Andrew Jones, from Conneticut, first became unwell in 2012 after struggling to breathe during a run.
He was horrified when two years later he started to cough up blood and developed a high fever.
Doctors diagnosed the Andrew Jones, at 26 years-old with cardiomyopathy, a congenital heart muscle illness, and he quickly became too weak to stand, move, or dress himself.
A few months later, doctors told him that if he didn’t have a transplant right now, he would die.
He was implanted with a pacemaker and an artificial heart because no organs were available, which he now carries around in a bag on his back.
Despite his near-death experience, he has returned to the gym and admitted that he cries after workouts because he is so grateful to be alive.

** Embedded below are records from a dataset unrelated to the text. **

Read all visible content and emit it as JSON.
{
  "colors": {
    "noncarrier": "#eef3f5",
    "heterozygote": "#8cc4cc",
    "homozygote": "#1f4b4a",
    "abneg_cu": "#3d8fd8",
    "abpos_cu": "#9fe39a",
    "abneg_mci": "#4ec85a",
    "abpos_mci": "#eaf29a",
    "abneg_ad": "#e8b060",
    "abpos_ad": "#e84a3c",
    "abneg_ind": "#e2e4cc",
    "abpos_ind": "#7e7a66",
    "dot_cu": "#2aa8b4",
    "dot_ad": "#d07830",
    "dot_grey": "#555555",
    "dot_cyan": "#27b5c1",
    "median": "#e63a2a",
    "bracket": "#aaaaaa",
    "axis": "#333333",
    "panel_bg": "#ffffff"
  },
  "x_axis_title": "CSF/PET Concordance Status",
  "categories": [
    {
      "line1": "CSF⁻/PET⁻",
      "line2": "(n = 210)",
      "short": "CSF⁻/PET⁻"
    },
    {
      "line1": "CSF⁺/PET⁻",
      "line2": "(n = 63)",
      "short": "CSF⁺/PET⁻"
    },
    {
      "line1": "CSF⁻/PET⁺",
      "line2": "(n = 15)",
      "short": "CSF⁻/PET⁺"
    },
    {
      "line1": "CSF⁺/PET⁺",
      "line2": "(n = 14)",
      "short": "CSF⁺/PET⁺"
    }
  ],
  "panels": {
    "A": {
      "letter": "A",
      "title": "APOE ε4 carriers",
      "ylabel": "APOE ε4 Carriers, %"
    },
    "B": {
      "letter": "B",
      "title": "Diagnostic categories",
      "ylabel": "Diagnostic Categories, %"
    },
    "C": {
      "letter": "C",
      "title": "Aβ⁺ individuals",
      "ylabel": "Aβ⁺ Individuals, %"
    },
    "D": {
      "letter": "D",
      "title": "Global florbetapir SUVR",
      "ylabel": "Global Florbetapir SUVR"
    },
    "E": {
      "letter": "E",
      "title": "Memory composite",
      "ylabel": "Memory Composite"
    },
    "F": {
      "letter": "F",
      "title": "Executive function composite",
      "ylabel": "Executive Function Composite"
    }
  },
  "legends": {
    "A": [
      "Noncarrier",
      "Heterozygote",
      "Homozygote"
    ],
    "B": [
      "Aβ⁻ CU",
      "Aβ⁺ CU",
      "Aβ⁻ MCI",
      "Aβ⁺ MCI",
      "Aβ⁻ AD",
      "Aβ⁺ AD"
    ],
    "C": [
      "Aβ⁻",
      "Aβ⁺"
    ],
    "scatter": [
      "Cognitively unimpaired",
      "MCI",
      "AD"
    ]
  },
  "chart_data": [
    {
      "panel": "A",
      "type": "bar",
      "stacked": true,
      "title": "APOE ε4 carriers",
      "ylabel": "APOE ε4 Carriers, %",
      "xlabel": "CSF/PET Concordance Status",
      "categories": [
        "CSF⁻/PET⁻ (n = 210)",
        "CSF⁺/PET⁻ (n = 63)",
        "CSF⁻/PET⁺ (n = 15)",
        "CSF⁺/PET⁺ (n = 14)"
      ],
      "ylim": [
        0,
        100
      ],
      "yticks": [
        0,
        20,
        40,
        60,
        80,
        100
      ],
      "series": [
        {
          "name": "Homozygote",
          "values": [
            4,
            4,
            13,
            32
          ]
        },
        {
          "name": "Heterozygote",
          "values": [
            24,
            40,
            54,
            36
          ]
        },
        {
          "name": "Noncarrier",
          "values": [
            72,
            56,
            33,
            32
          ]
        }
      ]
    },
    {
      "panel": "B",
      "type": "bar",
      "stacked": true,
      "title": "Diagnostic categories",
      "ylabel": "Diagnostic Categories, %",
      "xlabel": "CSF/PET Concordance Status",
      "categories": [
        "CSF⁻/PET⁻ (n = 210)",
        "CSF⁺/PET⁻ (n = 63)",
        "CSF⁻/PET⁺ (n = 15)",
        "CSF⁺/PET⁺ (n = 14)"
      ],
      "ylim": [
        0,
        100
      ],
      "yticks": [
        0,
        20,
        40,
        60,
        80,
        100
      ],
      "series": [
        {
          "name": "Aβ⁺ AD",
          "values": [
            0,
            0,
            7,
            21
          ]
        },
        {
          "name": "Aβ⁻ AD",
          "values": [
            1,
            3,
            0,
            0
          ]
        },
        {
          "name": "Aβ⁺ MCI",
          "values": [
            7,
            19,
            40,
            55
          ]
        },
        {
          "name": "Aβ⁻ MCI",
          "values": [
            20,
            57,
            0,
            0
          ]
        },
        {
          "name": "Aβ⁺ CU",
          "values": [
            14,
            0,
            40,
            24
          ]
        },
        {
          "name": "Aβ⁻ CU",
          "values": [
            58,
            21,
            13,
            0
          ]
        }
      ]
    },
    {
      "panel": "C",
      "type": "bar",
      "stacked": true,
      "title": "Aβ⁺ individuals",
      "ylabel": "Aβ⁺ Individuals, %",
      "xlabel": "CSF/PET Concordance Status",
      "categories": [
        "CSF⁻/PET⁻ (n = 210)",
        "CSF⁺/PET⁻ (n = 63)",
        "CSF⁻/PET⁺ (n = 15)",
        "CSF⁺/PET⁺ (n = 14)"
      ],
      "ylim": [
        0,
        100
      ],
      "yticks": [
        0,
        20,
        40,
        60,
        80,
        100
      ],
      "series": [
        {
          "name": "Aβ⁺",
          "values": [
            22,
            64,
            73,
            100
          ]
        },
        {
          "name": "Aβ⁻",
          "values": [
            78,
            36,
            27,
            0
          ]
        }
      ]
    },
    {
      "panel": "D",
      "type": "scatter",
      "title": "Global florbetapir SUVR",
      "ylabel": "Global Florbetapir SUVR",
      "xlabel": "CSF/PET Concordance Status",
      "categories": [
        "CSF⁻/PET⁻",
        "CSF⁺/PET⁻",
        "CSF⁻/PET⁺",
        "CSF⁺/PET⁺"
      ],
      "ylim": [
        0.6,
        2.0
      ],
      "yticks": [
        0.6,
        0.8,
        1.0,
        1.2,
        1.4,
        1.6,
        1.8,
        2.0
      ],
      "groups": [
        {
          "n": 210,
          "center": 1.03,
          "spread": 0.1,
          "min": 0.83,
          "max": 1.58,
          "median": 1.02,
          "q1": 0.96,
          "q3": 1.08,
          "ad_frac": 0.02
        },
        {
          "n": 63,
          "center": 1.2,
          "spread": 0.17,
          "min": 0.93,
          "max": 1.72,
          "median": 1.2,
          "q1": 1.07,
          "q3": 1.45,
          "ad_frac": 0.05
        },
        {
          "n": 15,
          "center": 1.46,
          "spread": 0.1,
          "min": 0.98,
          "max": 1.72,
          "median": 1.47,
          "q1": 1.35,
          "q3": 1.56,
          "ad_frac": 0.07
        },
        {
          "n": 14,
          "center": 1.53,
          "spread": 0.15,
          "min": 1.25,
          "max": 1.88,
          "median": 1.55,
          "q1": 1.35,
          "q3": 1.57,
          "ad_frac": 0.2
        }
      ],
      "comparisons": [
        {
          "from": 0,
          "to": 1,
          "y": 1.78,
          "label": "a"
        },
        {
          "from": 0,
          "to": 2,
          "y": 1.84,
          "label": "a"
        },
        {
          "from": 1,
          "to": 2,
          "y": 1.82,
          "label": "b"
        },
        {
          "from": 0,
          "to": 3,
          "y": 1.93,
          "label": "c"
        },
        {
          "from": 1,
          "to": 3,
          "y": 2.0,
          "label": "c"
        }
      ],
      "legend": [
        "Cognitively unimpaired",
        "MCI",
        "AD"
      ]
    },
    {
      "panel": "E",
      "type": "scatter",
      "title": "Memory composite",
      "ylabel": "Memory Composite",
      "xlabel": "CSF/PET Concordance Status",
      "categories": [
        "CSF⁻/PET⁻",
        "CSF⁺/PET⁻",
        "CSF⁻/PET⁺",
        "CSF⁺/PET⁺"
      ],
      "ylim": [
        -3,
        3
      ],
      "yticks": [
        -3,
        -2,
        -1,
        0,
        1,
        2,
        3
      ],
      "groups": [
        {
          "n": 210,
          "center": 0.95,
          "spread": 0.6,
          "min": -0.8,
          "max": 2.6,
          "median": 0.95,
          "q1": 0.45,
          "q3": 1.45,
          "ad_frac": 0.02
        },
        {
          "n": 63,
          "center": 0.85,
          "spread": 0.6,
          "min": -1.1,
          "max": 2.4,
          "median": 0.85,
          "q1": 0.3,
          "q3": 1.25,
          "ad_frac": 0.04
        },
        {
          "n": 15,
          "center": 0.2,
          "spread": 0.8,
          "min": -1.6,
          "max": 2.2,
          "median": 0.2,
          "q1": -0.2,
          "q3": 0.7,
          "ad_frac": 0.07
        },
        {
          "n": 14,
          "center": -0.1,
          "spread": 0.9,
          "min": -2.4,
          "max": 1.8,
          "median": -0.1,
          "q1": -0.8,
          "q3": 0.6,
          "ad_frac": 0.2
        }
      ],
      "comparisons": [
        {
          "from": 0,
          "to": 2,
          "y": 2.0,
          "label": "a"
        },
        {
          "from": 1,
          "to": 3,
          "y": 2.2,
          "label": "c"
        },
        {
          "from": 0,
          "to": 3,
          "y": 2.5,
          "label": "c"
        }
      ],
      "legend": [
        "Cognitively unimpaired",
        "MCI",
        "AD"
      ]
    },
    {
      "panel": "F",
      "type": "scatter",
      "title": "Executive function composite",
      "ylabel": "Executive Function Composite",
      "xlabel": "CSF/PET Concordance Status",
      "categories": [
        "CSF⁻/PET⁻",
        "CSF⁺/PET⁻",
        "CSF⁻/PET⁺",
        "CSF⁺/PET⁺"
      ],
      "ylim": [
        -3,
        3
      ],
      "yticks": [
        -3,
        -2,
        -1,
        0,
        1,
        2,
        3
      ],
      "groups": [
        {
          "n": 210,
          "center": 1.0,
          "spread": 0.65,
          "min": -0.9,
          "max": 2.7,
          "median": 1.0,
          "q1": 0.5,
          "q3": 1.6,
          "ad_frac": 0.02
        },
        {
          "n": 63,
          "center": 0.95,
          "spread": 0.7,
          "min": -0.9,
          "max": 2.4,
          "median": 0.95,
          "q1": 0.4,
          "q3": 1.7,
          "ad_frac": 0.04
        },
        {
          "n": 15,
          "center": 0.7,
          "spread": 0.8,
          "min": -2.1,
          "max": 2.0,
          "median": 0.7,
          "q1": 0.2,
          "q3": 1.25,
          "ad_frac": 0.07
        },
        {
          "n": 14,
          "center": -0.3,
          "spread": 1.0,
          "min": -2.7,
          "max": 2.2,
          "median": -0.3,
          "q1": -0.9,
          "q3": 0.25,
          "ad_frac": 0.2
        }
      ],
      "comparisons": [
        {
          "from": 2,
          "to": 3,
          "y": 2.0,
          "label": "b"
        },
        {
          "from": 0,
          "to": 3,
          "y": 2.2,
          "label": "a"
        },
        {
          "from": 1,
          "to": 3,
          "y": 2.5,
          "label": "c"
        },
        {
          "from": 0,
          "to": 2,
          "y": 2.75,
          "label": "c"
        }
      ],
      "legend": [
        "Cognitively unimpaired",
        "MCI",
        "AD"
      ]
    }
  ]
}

Iron man was never real, until Andrew Jones came along. His heart runs on electricity, stored in the form of a battery, in place of a beating heart.
He is waiting for a donor for a new heart made of bone and flesh, but in the meantime he is powered by chemical reactions in a battery, most likely caused by the accumulation of electrons within it.
To be more specific, it is known as an electrochemical reaction, which was discovered in 1799 by Italian physicist Count Alessandro Volta when he created a simple battery out of metal plates and paper.
Iteration after iteration, the battery began to power everything around us; now it mimics a beating heart; perhaps one day it will power our emotions as well.
He’s like a silent monster of an electric vehicle, like a Porsche or BMW. He’s so quiet, he doesn’t even have a pulse.
When he plugs in his phone at night, he also plugs in the batteries in his heart, which need to be charged as well.
Imagine waking up and your heart is out of battery? No good. So he makes sure he always has a spare just in case.
‘It’s something I would never want to wish upon my worst enemy,’ Mr Andrew Jones said, recalling his own experience with heart failure.
‘You can’t think, you can’t breathe, you can’t eat, and you can’t sleep. ‘Living with this disease put me in a pattern of depression and physical pain,’ he continued.
I had to take a break from work because I couldn’t stand for more than 10 minutes.’
I dreaded going to the kitchen because it meant climbing and descending my stairs.
‘I couldn’t even get dressed without panting and gasping for air – my life was falling apart and I just wanted relief.’
As hard as the process has been for him he has realized that at least for now this is his reality and he will make the best of it.